BERTUAHPOS.COM – Konflik lahan antara petani kelapa sawit di Desa Sungai Raya dan Sekip Hilir, Kecamatan Rengat, Indragiri Hulu (Inhu), dengan PT Alam Sari Lestari (ASL) semakin memanas.
Para petani dituding menguasai lahan milik perusahaan, yang berujung pada dugaan kriminalisasi oleh penyidik Polda Riau.
Polemik ini mencuat setelah Unit 1 Subdit III Ditreskrimum Polda Riau memanggil seorang petani untuk dimintai keterangan sebagai saksi pada penyelidikan dugaan tindak pidana penggelapan hak atas tanah dan pemalsuan dokumen terkait Hak Guna Usaha (HGU) PT ASL di Desa Talang Jerinjing, Kecamatan Rengat Barat, pada 3 Oktober 2024.

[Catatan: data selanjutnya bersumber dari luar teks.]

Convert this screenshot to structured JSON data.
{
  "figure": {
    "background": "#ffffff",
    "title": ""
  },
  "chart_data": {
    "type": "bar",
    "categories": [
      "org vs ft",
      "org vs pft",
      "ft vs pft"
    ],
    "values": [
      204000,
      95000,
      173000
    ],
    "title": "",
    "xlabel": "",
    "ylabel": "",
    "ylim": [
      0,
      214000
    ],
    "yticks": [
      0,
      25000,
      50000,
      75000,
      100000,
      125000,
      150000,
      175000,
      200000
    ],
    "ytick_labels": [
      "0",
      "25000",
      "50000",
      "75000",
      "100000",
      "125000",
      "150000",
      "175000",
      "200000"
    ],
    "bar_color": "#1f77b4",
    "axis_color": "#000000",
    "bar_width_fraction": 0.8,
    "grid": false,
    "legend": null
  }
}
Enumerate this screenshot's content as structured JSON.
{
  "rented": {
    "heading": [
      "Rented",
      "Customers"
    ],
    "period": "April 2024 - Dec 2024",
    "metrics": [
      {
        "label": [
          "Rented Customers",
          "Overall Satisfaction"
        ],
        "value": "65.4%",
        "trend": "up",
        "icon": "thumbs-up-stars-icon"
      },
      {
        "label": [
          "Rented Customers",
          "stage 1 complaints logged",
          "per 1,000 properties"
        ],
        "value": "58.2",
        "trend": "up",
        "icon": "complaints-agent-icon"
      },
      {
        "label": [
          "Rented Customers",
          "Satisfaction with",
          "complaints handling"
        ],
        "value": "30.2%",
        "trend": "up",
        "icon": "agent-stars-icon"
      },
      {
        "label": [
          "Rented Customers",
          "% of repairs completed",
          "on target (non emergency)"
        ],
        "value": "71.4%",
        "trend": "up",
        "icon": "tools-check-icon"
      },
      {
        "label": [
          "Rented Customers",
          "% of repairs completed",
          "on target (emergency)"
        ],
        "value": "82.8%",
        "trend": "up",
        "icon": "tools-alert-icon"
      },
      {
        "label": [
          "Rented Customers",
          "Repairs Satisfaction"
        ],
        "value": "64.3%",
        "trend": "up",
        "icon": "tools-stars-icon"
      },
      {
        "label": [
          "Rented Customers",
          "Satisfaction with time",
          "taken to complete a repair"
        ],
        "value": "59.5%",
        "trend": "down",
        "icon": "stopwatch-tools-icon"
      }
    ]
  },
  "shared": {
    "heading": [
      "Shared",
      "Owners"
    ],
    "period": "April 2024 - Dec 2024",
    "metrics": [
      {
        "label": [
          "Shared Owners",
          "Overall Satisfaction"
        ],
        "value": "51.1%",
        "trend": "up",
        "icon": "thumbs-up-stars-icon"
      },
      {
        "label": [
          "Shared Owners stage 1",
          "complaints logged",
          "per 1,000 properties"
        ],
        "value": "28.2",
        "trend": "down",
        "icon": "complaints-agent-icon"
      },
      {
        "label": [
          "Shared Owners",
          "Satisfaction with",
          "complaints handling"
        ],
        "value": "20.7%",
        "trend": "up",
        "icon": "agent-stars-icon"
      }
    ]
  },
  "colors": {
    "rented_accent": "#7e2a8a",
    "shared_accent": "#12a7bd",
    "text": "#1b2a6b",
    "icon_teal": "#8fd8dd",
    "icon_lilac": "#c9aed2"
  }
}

Nasri Nasution, S.H., kuasa hukum kelompok petani Sungai Raya, mengecam tindakan penyidik Polda Riau yang dinilai tidak profesional dan menyebabkan keresahan di kalangan masyarakat Inhu. Ia menegaskan bahwa kliennya tidak pernah melakukan penggelapan atau pemalsuan surat atas lahan HGU PT ASL. Menurutnya, lahan tersebut sudah dikuasai petani selama belasan tahun, namun kini tiba-tiba diklaim sebagai bagian dari wilayah perusahaan.
“Petani kami hanya mencari nafkah di lahan yang mereka kelola, dan mereka tidak pernah merasa menyerobot atau menggelapkan lahan milik PT ASL,” tegas Nasri kepada wartawan, Senin (14/10).
Nasri menjelaskan bahwa berdasarkan dokumen yang dimiliki petani, lahan tersebut dulunya merupakan bagian dari kerja sama dengan PT Bertuah Aneka Yasa (BAY). Namun, kerja sama tersebut tidak jelas sehingga lahan menjadi terlantar, dan bukan PT ASL yang menerima lahan tersebut.
Keabsahan klaim petani ini diperkuat oleh keputusan Bupati Indragiri Hulu Nomor 471 Tahun 2004 tentang izin usaha perkebunan untuk PT BAY, serta surat keterangan tanah yang dikeluarkan pada tahun 1988 oleh Kepala Desa Sungai Raya, Burhan. Dalam surat tersebut, lahan seluas 2.500 hektar dicatat sebagai milik masyarakat untuk keperluan pertanian dan perkebunan.
Bahkan, jika ditelusuri lebih lanjut, PT Alam Sari Lestari baru hadir di Inhu pada tahun 2007, sementara PT Bertuah Aneka Yasa telah ada sejak 2004. Hal ini, menurut Nasri, menegaskan bahwa klaim lahan oleh PT ASL tidak diakui oleh masyarakat.
Sebelumnya, puluhan petani sempat menggelar aksi unjuk rasa di depan Kantor Badan Pertanahan Nasional (BPN) Inhu dan Kantor Bupati pada 10 Oktober 2024. Mereka menuntut pemerintah untuk menyelesaikan tapal batas wilayah agar kasus ini tidak dimanfaatkan oleh oknum aparat penegak hukum.
Syafrisar Masri Limart, Kepala BPN Inhu, berjanji akan menangani masalah ini secara netral dengan memeriksa kembali HGU PT ASL yang diklaim berada di atas lahan milik masyarakat. “Kami akan panggil pihak korporasi dan verifikasi HGU mereka. Selain itu, kami minta petani menunjukkan legalitas lahan mereka,” jelas Syafrisar.
Sementara itu, Kabag Tata Pemerintahan (Tapem) Setda Inhu, Hariyanto, menekankan pentingnya kesepakatan bersama mengenai penetapan tapal batas antara Kecamatan Rengat dan Kecamatan Rengat Barat untuk menyelesaikan masalah ini.
Di sisi lain, Kombes Pol Asep Darmawan, Direktur Reserse Kriminal Umum Polda Riau, membenarkan bahwa penyidik sedang memproses laporan dugaan pemalsuan dokumen terkait lahan HGU PT ASL. Ia menyebut bahwa lahan yang dikelola oleh masyarakat memang masuk dalam wilayah HGU perusahaan.
“Kasus ini masih dalam proses penyidikan. Legalitas lahan pelapor adalah HGU, sementara masyarakat belum memberikan dokumen legalitas lahan mereka kepada penyidik,” kata Asep.
Menanggapi tuduhan bahwa Polda Riau bekerja tidak profesional, Kabid Humas Polda Riau, Kombes Pol Anom Karbianto, membantahnya. “Polri tetap bekerja secara profesional. Kami masih memeriksa saksi-saksi dan barang bukti untuk mengungkap kasus ini,” pungkas Anom.